Elucidation of pyrethroid and DDT receptor sites in the voltage-gated sodium channel

Abstract

DDT and pyrethroid insecticides were among the earliest neurotoxins identified to act on voltage-gated sodium channels. In the 1960s, equipped with, at the time, new voltage-clamp techniques, Professor Narahashi and associates provided the initial evidence that DDT and allethrin (the first commercial pyrethroid insecticide) caused prolonged flow of sodium currents in lobster and squid giant axons. Over the next several decades, continued efforts by Prof. Narahashi's group as well as other laboratories led to a comprehensive understanding of the mechanism of action of DDT and pyrethroids on sodium channels. Fast forward to the 1990s, genetic, pharmacological and toxicological data all further confirmed voltage-gated sodium channels as the primary targets of DDT and pyrethroid insecticides. Modifications of the gating kinetics of sodium channels by these insecticides result in repetitive firing and/or membrane depolarization in the nervous system. This mini-review focuses on studies from Prof. Narahashi's pioneer work and more recent mutational and computational modeling analyses which collectively elucidated the elusive pyrethroid receptor sites as well as the molecular basis of differential sensitivities of insect and mammalian sodium channels to pyrethroids.
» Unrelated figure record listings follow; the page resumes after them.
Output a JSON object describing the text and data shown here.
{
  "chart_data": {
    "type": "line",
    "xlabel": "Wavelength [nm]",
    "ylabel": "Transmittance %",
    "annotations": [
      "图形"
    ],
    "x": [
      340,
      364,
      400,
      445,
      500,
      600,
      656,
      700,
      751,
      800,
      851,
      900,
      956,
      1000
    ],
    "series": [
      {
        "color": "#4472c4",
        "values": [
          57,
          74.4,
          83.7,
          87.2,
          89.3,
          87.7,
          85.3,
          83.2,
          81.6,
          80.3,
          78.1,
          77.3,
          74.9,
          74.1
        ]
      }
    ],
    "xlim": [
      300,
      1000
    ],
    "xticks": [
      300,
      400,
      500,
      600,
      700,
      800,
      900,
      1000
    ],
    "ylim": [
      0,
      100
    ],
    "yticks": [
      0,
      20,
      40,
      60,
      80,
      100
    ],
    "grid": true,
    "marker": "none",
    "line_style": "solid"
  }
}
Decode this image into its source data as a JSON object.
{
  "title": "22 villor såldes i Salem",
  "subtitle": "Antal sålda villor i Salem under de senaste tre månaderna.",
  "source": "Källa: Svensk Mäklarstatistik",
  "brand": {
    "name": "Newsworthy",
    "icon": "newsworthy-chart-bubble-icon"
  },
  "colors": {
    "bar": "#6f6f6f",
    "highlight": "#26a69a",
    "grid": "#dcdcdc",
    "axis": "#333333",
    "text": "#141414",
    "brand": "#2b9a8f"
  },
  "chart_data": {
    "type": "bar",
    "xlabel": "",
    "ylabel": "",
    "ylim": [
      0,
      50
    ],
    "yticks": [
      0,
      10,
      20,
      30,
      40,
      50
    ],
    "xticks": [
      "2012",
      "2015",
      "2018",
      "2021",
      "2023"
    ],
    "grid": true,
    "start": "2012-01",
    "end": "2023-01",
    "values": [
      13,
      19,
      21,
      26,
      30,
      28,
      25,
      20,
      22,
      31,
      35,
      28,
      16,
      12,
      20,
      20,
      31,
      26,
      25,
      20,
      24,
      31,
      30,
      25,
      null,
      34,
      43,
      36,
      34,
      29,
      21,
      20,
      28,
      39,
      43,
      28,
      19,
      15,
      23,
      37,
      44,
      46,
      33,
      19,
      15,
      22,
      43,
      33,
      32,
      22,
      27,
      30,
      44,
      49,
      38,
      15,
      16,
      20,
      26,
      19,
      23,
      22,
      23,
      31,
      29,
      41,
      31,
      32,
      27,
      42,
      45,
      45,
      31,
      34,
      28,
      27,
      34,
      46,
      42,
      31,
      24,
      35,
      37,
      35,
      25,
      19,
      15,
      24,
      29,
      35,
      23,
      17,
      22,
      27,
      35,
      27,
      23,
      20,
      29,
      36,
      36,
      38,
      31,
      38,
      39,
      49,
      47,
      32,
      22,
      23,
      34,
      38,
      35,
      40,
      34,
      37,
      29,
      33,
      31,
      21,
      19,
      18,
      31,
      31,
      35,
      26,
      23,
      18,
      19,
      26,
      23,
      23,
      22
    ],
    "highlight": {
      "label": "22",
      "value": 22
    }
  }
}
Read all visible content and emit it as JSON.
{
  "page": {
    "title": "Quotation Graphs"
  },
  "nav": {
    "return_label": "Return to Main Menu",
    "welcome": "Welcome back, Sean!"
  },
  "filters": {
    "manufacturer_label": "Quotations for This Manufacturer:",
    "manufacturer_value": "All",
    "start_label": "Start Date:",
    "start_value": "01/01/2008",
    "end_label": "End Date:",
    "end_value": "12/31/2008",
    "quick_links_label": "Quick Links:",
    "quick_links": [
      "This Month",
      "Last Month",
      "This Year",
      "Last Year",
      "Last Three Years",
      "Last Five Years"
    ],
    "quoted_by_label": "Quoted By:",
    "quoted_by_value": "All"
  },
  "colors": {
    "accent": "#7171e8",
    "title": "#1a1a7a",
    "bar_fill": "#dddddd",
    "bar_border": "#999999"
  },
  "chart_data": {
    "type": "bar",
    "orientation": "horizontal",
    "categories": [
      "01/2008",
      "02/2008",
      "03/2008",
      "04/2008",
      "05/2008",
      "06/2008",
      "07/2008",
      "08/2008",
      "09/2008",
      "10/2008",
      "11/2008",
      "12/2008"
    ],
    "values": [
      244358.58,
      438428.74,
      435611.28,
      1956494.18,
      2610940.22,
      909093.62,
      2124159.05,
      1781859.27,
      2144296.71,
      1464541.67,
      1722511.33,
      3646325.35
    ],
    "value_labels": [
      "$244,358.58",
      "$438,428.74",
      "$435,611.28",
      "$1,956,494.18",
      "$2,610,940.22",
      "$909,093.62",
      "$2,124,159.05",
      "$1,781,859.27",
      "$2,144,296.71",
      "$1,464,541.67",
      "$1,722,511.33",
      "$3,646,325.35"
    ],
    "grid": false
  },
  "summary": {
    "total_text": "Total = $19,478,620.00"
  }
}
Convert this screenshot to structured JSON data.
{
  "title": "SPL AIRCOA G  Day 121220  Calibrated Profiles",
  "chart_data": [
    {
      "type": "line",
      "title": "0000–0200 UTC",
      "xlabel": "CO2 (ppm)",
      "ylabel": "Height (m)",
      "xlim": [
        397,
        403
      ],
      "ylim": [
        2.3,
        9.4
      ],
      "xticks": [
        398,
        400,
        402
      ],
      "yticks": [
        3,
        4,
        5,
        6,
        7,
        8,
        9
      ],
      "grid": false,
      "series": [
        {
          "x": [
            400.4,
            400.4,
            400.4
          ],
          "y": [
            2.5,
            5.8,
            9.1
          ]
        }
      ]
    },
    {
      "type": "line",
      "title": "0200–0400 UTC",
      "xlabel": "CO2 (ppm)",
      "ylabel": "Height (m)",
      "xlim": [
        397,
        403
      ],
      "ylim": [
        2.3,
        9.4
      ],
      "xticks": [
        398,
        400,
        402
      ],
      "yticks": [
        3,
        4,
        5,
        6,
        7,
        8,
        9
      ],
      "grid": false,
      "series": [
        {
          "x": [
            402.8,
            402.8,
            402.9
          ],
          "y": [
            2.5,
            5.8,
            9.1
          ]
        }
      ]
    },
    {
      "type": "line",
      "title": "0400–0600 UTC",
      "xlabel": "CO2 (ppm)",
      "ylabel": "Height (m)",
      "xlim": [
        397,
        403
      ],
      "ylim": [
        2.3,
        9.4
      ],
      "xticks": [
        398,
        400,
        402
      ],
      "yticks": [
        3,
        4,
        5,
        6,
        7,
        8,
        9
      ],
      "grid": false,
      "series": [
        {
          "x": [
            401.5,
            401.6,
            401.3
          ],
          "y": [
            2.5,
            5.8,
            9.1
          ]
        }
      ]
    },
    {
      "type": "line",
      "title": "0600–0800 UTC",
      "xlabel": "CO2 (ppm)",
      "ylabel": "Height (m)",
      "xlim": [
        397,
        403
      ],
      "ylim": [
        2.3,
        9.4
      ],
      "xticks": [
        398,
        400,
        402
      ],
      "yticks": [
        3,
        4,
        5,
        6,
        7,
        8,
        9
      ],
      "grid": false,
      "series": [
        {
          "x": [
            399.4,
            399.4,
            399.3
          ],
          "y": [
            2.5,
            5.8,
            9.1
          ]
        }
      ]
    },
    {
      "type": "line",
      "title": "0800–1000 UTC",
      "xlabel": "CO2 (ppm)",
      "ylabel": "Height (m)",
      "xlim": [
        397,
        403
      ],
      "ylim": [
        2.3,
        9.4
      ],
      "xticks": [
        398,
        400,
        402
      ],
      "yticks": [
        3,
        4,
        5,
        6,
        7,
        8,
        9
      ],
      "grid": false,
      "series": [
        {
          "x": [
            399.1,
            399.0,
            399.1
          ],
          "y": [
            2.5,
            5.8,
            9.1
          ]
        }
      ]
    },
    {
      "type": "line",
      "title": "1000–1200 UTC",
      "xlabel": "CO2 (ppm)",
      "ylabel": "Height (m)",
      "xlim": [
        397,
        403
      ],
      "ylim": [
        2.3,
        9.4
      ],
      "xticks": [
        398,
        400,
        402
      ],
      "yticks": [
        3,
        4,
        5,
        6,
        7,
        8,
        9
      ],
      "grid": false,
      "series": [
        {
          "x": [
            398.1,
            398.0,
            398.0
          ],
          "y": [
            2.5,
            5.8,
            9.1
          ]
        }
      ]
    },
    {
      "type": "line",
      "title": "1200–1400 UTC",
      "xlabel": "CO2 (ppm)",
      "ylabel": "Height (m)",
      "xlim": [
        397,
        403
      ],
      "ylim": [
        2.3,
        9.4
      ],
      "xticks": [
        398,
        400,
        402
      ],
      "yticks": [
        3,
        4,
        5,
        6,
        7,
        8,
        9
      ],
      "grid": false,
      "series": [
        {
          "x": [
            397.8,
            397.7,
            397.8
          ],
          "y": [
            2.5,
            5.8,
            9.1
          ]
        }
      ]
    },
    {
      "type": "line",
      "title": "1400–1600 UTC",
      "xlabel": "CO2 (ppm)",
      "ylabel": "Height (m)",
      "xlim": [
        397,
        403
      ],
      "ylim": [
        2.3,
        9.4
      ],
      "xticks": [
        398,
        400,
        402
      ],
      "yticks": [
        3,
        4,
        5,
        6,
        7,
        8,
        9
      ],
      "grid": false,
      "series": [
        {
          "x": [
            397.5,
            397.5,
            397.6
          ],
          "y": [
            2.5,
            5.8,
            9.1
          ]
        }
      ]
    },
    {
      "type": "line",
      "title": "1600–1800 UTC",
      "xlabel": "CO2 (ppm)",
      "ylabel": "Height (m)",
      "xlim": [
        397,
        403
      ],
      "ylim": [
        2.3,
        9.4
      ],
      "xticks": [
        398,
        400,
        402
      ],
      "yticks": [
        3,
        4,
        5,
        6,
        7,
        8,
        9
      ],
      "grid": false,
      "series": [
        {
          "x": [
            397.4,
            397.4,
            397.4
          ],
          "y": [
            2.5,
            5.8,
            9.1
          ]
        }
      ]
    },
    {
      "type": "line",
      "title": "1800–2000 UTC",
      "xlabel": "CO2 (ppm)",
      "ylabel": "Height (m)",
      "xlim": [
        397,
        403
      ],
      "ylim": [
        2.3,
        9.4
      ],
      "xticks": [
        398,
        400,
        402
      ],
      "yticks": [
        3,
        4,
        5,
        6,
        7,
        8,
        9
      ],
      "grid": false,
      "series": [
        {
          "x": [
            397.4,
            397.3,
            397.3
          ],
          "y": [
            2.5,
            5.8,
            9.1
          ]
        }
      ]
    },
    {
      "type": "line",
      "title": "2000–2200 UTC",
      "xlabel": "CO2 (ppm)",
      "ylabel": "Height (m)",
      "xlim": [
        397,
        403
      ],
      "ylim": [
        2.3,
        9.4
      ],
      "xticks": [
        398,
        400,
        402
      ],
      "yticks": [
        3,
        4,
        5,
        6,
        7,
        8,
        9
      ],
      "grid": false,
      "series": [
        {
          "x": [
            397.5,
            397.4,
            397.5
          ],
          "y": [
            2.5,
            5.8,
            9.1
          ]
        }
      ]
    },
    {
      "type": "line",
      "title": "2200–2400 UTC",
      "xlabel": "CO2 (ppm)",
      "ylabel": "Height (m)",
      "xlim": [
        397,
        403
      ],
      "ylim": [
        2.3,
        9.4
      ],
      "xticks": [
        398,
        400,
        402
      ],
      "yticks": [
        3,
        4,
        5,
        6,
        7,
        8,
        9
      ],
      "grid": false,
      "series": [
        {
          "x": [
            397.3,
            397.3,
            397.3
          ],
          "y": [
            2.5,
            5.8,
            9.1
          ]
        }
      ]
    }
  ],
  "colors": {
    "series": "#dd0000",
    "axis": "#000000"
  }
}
Keywords: DDT; Insecticides; Pyrethroids; Sodium channels.

Fig. 1

Structural formulae of representative pyrethroids and DDT.

Fig. 2

(A) Topology of sodium channel indicating residues within/around PyR1 and PyR2. The open circles and open triangles indicate, respectively, positions of mutations within/around PyR1 and PyR2, which affect action of pyrethroids. The filled circles and filled triangles indicate, respectively, positions of mutations within/around PyR1 and PyR2 that affect action of both pyrethroids and DDT, see (Du et al., 2015; Du et al., 2016) and references therein. Labels of respective positions are shown in boxes above transmembrane helices S5, S6 or below L45 linker-helices. To describe sequential positions of residues within the channel we use a residue-labeling scheme (Du et al., 2013; Zhorov and Tikhonov, 2004) where a label includes the domain number (1–4), segment type (k, the linker-helix L45; i, the inner helix S6; and o, the outer helix S5), and relative number of the residue in the segment. This provides the same labels to residues in the matching positions of the sequence alignment of sodium channels from different organisms and highlights symmetric location of residues in different channel domains. See Table 1 for more details. (B) The aligned sequences of Kv1.2 and AaNav1-1 channels. Residues predicted to contribute to PyR1 or control ligand access to PyR1 are highlighted. Residues predicted to contribute to PyR2 or control ligand access to PyR1 are underlined. Substitutions of these residues have been tested experimentally (Du et al., 2013, 2015, 2016; O’Reilly et al., 2006; Usherwood et al., 2007). Characters “k1”, “o1”, “i1”, etc. mark relative positions of residues, respectively, in the linker-helices L45, outer helices S5 and inner helices S6.

Fig. 3

Kv1.2-based model of the open AaNav1-1 channel pore module with two DMT molecules (A,B) and two DDT molecules (C,D) docked into PyR2 and revised PyR1 sites. Helices in domains I, II, III and IV are shown by pink, yellow, green and white ribbons, respectively. Arrows point to the kink regions between helices L45 and S5 of respective receptors. Known pyrethroid-sensing residues are shown as sticks and respective helices are labeled. Carbon, oxygen, nitrogen and hydrogen atoms of the ligands are, respectively, orange, red, blue, and gray. Bromine atoms in DMT are brown and chlorine atoms in DDT are green. Note that the bulkiest moieties of the insecticides (dimethylcyclopyl group of DMT and trichloromethyl group of DDT) bind similarly between L45, S5 and S6 helices, while aromatic substituents of the bulkiest groups extend between two domains. Figures A and B are Reproduced with permission from Molecular Pharmacology (Du Y, Nomura, Y, Zhorov BS, and Dong K. Rotational symmetry of two pyrethroid receptor sites in the mosquito sodium channel. 2015; 88: 273–280). Figures C and D are originally published in the Journal of Biological Chemistry (Du et al., 2016). (For interpretation of the references to color in this figure legend, the reader is referred to the web version of this article.)

Fig. 4

Molecular basis of different pyrethroid sensitivities among insect and mammalian sodium channels. (A) Topology of the Nav1.4 protein indicating the residues that contribute to the resistance of mammalian sodium channels to pyrethroids. (B) Sequence alignments of mammalian and insect sodium channels in the regions that are critical for the binding and action of pyrethroids.